There was a clear geographic division, with western Switzerland voting in favour, and southern Italian-speaking Ticino and most German-speaking areas voting against.

The result is a blow for supporters - a broad coalition of NGOs, trade unions, pacifists and centre-left parties.

Gun violence

Launched four years ago, the initiative sought to introduce stricter rules for gun possession, notably a nationwide database and a more comprehensive licensing system.

It hoped to reduce the number of suicides and incidents of domestic violence.

Parliament and the gun lobby opposed the proposal, arguing tighter laws would undermine trusted Swiss values and cherished traditions, in particular the militia army.

The government said current laws were sufficient to protect against misuse.

Early opinion polls in January showed the anti-gun initiative enjoying widespread support, but the 13 per cent margin dwindled to just two per cent in the space of  three weeks.

Emotive campaign

The nationwide ballot – the first this year - was preceded by a relatively short but intense campaign by both sides.

Attention-grabbing posters, heated public debates, spats over controversial statistics and a flood of readers’ letters in newspapers were evidence of feverish emotions in the run-up to the vote.

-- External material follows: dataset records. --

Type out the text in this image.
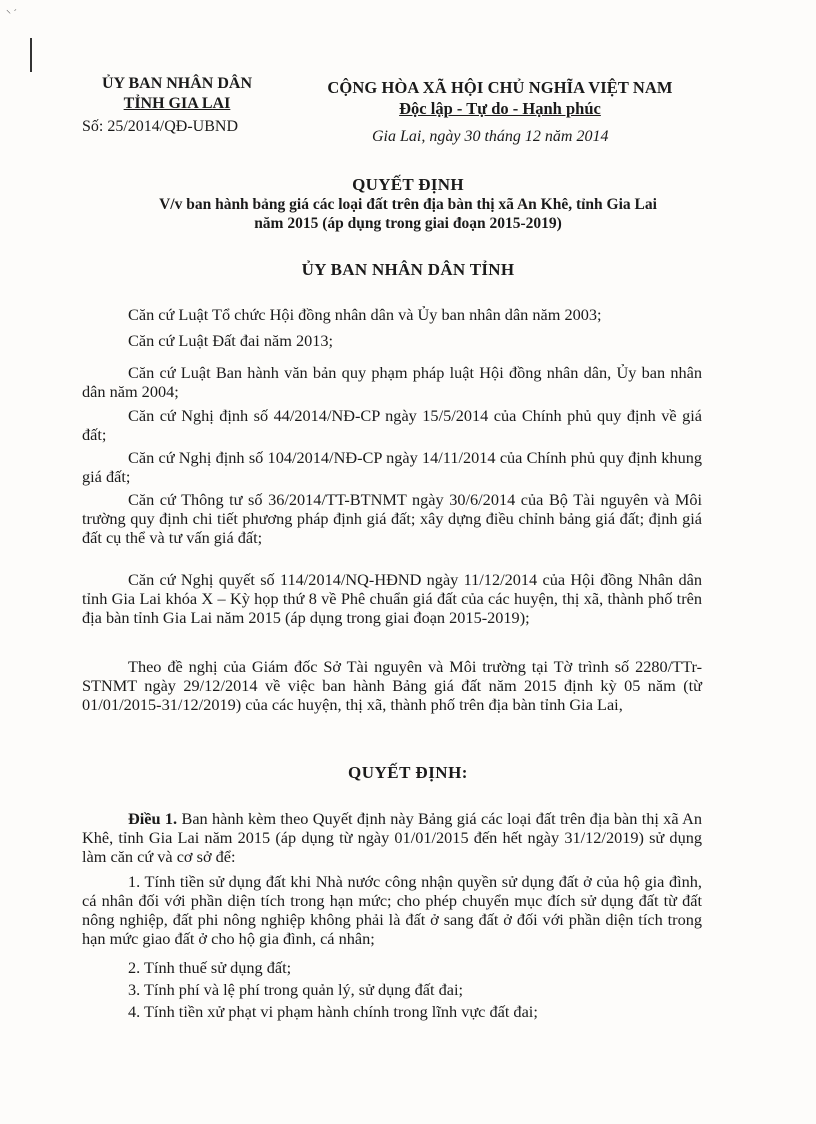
⸌ ˊ
ỦY BAN NHÂN DÂN
TỈNH GIA LAI
Số: 25/2014/QĐ-UBND
CỘNG HÒA XÃ HỘI CHỦ NGHĨA VIỆT NAM
Độc lập - Tự do - Hạnh phúc
Gia Lai, ngày 30 tháng 12 năm 2014
QUYẾT ĐỊNH
V/v ban hành bảng giá các loại đất trên địa bàn thị xã An Khê, tỉnh Gia Lai
năm 2015 (áp dụng trong giai đoạn 2015-2019)
ỦY BAN NHÂN DÂN TỈNH

Căn cứ Luật Tổ chức Hội đồng nhân dân và Ủy ban nhân dân năm 2003;

Căn cứ Luật Đất đai năm 2013;

Căn cứ Luật Ban hành văn bản quy phạm pháp luật Hội đồng nhân dân, Ủy ban nhân dân năm 2004;

Căn cứ Nghị định số 44/2014/NĐ-CP ngày 15/5/2014 của Chính phủ quy định về giá đất;

Căn cứ Nghị định số 104/2014/NĐ-CP ngày 14/11/2014 của Chính phủ quy định khung giá đất;

Căn cứ Thông tư số 36/2014/TT-BTNMT ngày 30/6/2014 của Bộ Tài nguyên và Môi trường quy định chi tiết phương pháp định giá đất; xây dựng điều chỉnh bảng giá đất; định giá đất cụ thể và tư vấn giá đất;

Căn cứ Nghị quyết số 114/2014/NQ-HĐND ngày 11/12/2014 của Hội đồng Nhân dân tỉnh Gia Lai khóa X – Kỳ họp thứ 8 về Phê chuẩn giá đất của các huyện, thị xã, thành phố trên địa bàn tỉnh Gia Lai năm 2015 (áp dụng trong giai đoạn 2015-2019);

Theo đề nghị của Giám đốc Sở Tài nguyên và Môi trường tại Tờ trình số 2280/TTr-STNMT ngày 29/12/2014 về việc ban hành Bảng giá đất năm 2015 định kỳ 05 năm (từ 01/01/2015-31/12/2019) của các huyện, thị xã, thành phố trên địa bàn tỉnh Gia Lai,

QUYẾT ĐỊNH:

Điều 1. Ban hành kèm theo Quyết định này Bảng giá các loại đất trên địa bàn thị xã An Khê, tỉnh Gia Lai năm 2015 (áp dụng từ ngày 01/01/2015 đến hết ngày 31/12/2019) sử dụng làm căn cứ và cơ sở để:

1. Tính tiền sử dụng đất khi Nhà nước công nhận quyền sử dụng đất ở của hộ gia đình, cá nhân đối với phần diện tích trong hạn mức; cho phép chuyển mục đích sử dụng đất từ đất nông nghiệp, đất phi nông nghiệp không phải là đất ở sang đất ở đối với phần diện tích trong hạn mức giao đất ở cho hộ gia đình, cá nhân;

2. Tính thuế sử dụng đất;

3. Tính phí và lệ phí trong quản lý, sử dụng đất đai;

4. Tính tiền xử phạt vi phạm hành chính trong lĩnh vực đất đai;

Supporters of the initiative had limited their campaign to the main cities hoping to win votes among the urban population.

Opponents for their part were most active with numerous committees and groups in rural regions where residents are generally more conservative in outlook.

Other ballots

Local votes and elections were taking place in more than half of Switzerland’s cantons.

The issues range from nuclear energy, tax amnesty, education and the promotion of bicycles to the funding of the National Museum and a theatre.

Voters choose a new government in Appenzell Outer-Rhodes and Bern holds a by-election for a senate seat.